Why I’m an advocate

Here’s where I start to get a little bit into backstory.

I grew up in a very small town in Virginia, as part of a very big family. I felt loved and accepted for who I was, and it was always stressed to me that I could do or be anything I wanted when I grew up. Virginia history is, largely, the history of the origin of this country, and I loved learning about it. I loved the idealism of the founding fathers and the documents they wrote. In particular, I took to heart the phrase “all men [which I interpreted as mankind] are created equal” and I believed that. Still do. So naturally the first time I stepped up on a soapbox, it was down to my outrage about slavery. I had such a hard time believing anyone felt they had the right to treat other human beings so cruelly and heartlessly.

My next cause, following closely on the heels of the first, was the treatment of the Native Americans. Again, settlers who had come here from Europe simply took what they wanted. It was so disillusioning to me, as I grew up, to have the stories I loved of the birth of our nation tarnished by the facts of how much suffering was caused to others…all due to the sense of entitlement and superiority the colonists brought with them. Truly, the U.S. has a shameful history in that regard. These were the beginnings, I suppose, of my tendency to side with the “underdog.”

In recent years I’ve become increasingly incensed over the fact that government wants to regulate what does and doesn’t constitute a legal marriage. It seems very simple and straightforward to me: Either we are all equal, or we aren’t. If we all have the right to marry whomever we choose, then we ALL have that right. Whether you marry a person of the opposite sex or the same sex, what does that matter? And for those who oppose, I ask, why do you care? How is this hurting you, or, for that matter, affecting you in any way? I don’t understand what those who oppose stand to gain by keeping same-sex couples from marrying. How does this help them? It doesn’t, it doesn’t affect them–not at all–and therefore is none of their business, so why is this even an issue? I’d like to see these same folks react to being given restrictions on who they can or can’t marry…or associate with…or do business with…or whatever. They would not stand for this behaviour directed at themselves, yet they wish to oppress others. Shameful.

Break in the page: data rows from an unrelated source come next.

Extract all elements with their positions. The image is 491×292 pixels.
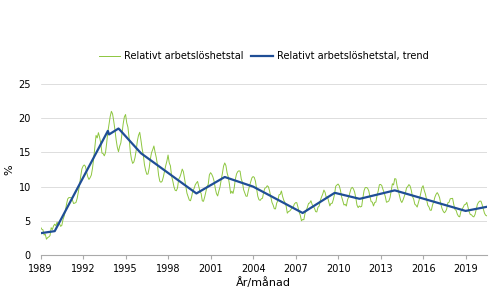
Line: Relativt arbetslöshetstal: Relativt arbetslöshetstal	[41, 111, 487, 239]
Line: Relativt arbetslöshetstal, trend: Relativt arbetslöshetstal, trend	[41, 128, 487, 233]
Relativt arbetslöshetstal	[57, 225, 63, 228]
Relativt arbetslöshetstal	[349, 186, 355, 189]
Legend: Relativt arbetslöshetstal, Relativt arbetslöshetstal, trend: Relativt arbetslöshetstal, Relativt arbe…	[99, 51, 429, 61]
Relativt arbetslöshetstal, trend	[348, 195, 354, 199]
Relativt arbetslöshetstal, trend	[56, 220, 62, 224]
Relativt arbetslöshetstal	[240, 181, 246, 184]
Relativt arbetslöshetstal, trend	[451, 206, 457, 209]
Relativt arbetslöshetstal	[109, 110, 114, 113]
Relativt arbetslöshetstal, trend	[38, 232, 44, 235]
Relativt arbetslöshetstal	[159, 180, 165, 183]
Y-axis label: %: %	[4, 164, 14, 175]
Relativt arbetslöshetstal	[366, 189, 372, 193]
Relativt arbetslöshetstal	[38, 225, 44, 229]
Relativt arbetslöshetstal	[484, 214, 490, 218]
X-axis label: År/månad: År/månad	[236, 277, 291, 288]
Relativt arbetslöshetstal	[452, 208, 458, 211]
Relativt arbetslöshetstal, trend	[115, 127, 121, 130]
Relativt arbetslöshetstal, trend	[158, 166, 164, 169]
Relativt arbetslöshetstal, trend	[365, 195, 371, 199]
Relativt arbetslöshetstal, trend	[484, 205, 490, 208]
Relativt arbetslöshetstal, trend	[238, 181, 244, 184]
Relativt arbetslöshetstal	[44, 237, 50, 241]
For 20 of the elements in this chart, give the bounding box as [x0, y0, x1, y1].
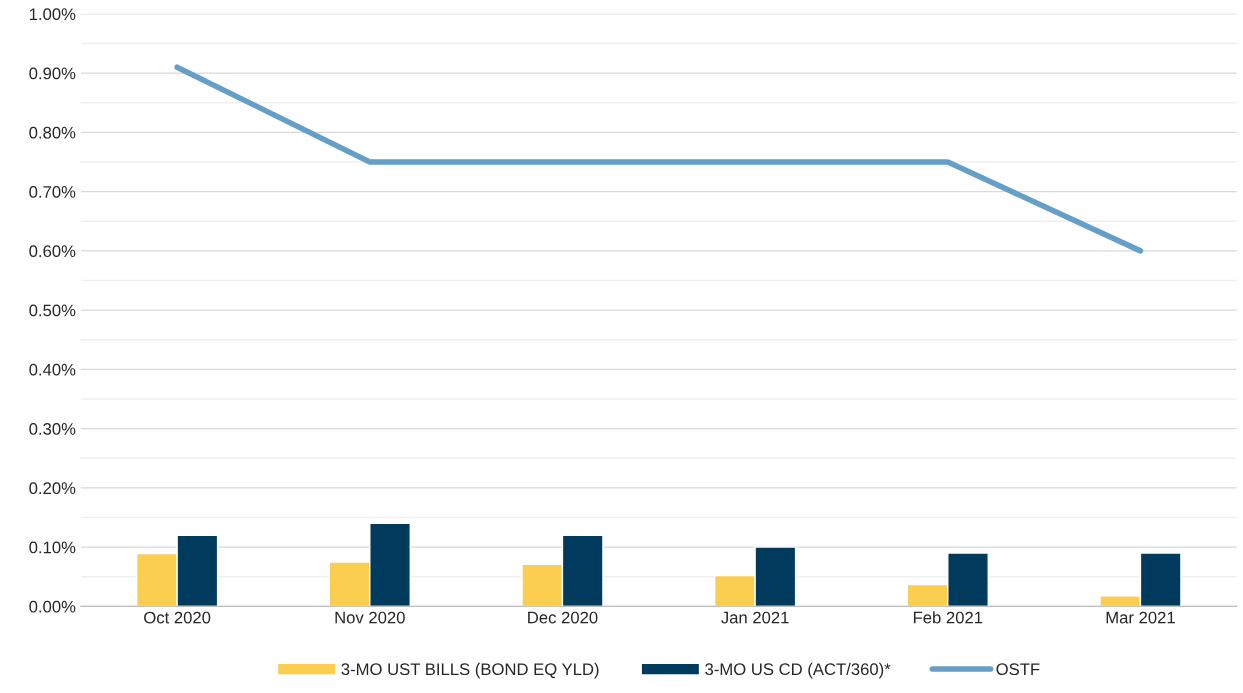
y-tick-label: 0.30%	[29, 423, 76, 435]
y-tick-label: 0.70%	[29, 186, 76, 198]
y-tick-label: 0.20%	[29, 482, 76, 495]
y-tick-label: 1.00%	[29, 8, 76, 21]
legend-label: 3-MO US CD (ACT/360)*	[705, 662, 891, 679]
y-tick-label: 0.50%	[29, 304, 76, 317]
x-tick-label: Jan 2021	[721, 611, 789, 624]
y-tick-label: 0.90%	[29, 67, 76, 80]
legend-label: 3-MO UST BILLS (BOND EQ YLD)	[341, 662, 599, 679]
y-tick-label: 0.10%	[29, 541, 76, 554]
x-tick-label: Nov 2020	[335, 611, 405, 624]
y-tick-label: 0.60%	[29, 245, 76, 258]
y-tick-label: 0.80%	[29, 126, 76, 139]
y-tick-label: 0.00%	[29, 600, 76, 613]
y-tick-label: 0.40%	[29, 363, 76, 376]
x-tick-label: Feb 2021	[913, 611, 983, 624]
legend-label: OSTF	[996, 663, 1040, 676]
x-tick-label: Dec 2020	[528, 611, 598, 624]
x-tick-label: Oct 2020	[144, 611, 211, 624]
x-tick-label: Mar 2021	[1106, 611, 1175, 624]
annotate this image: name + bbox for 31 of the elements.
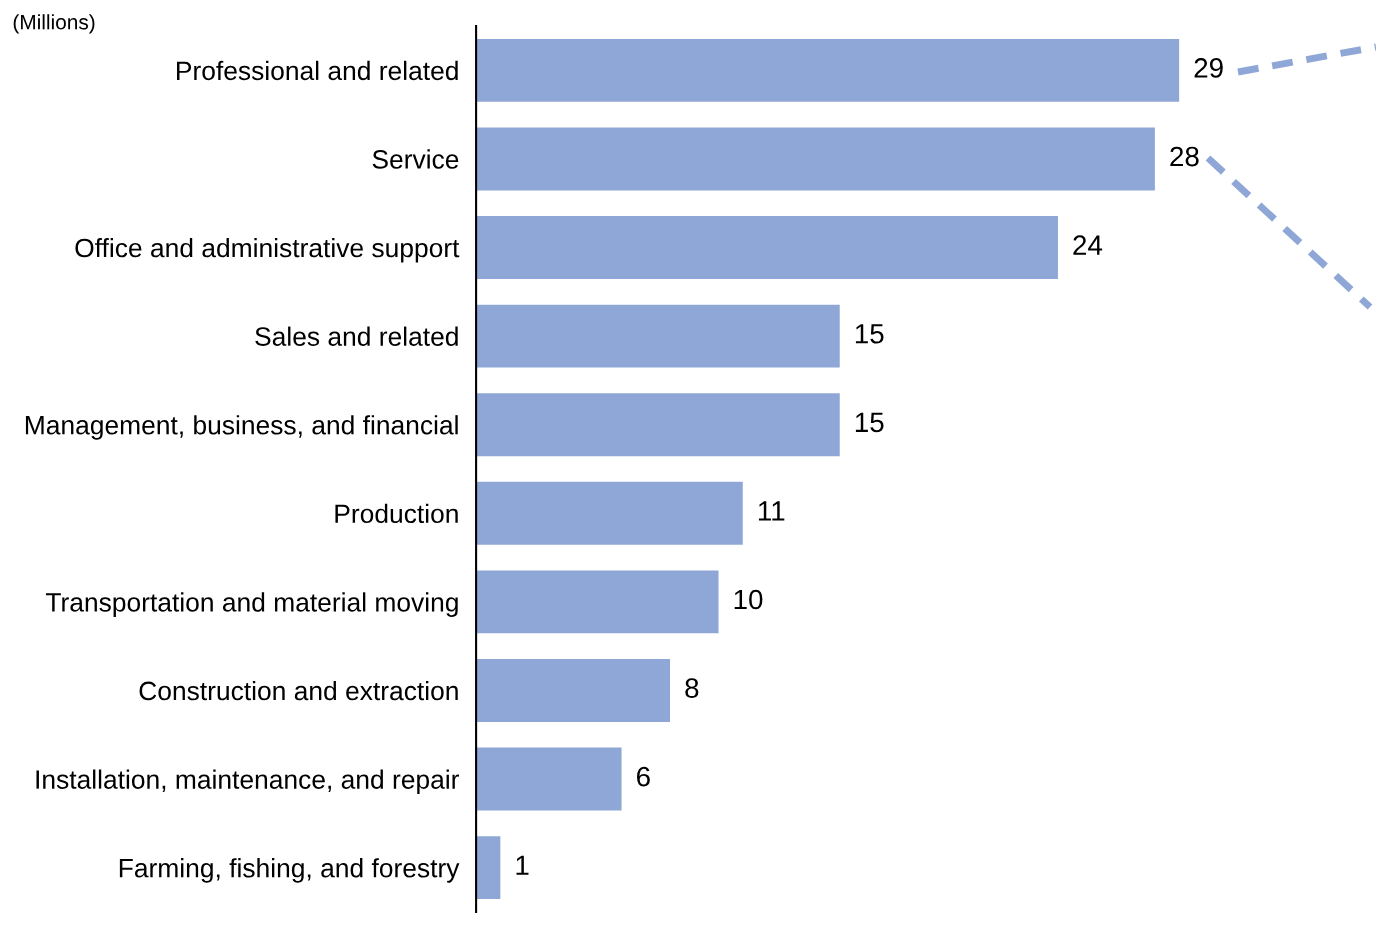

I believe my interest in Equality is what made it possible for my daughter to finally talk to me and inform me that she is transgender. She heard me talking about the injustice of it, and saw me donating to the HRC (Human Rights Campaign–HRC.org if you’re interested, they’re a good organisation and you should check them out) and wondering if there was more I could do beyond donations. She realised, I think, she would be safe with me, that I wouldn’t disown her or throw her out or be repulsed. In fact, my first act on hearing the news was to google “financial aid for transgender surgery” and to immediately begin educating myself on the subject. I will do whatever it takes to get my daughter to the point where she is able to be the person on the outside she is on the inside. My only goal for her is that she will be able to participate, happily and successfully, in life. Right now, she is hiding from it, afraid to venture out of the house, and this breaks my heart. We have a long road ahead.

I’m not sure what causes me to care so deeply for those who are oppressed. But I’m grateful to have that trait, because it gave me the compassion to be as patient and understanding with my daughter as I am able to be. Some days it seems hopeless, because how can we “little people” stand up to so many, who have money and power behind them? For now, I’m fighting my own small-scale battles here at home, and through my words and actions, trying to model a life of compassion and acceptance.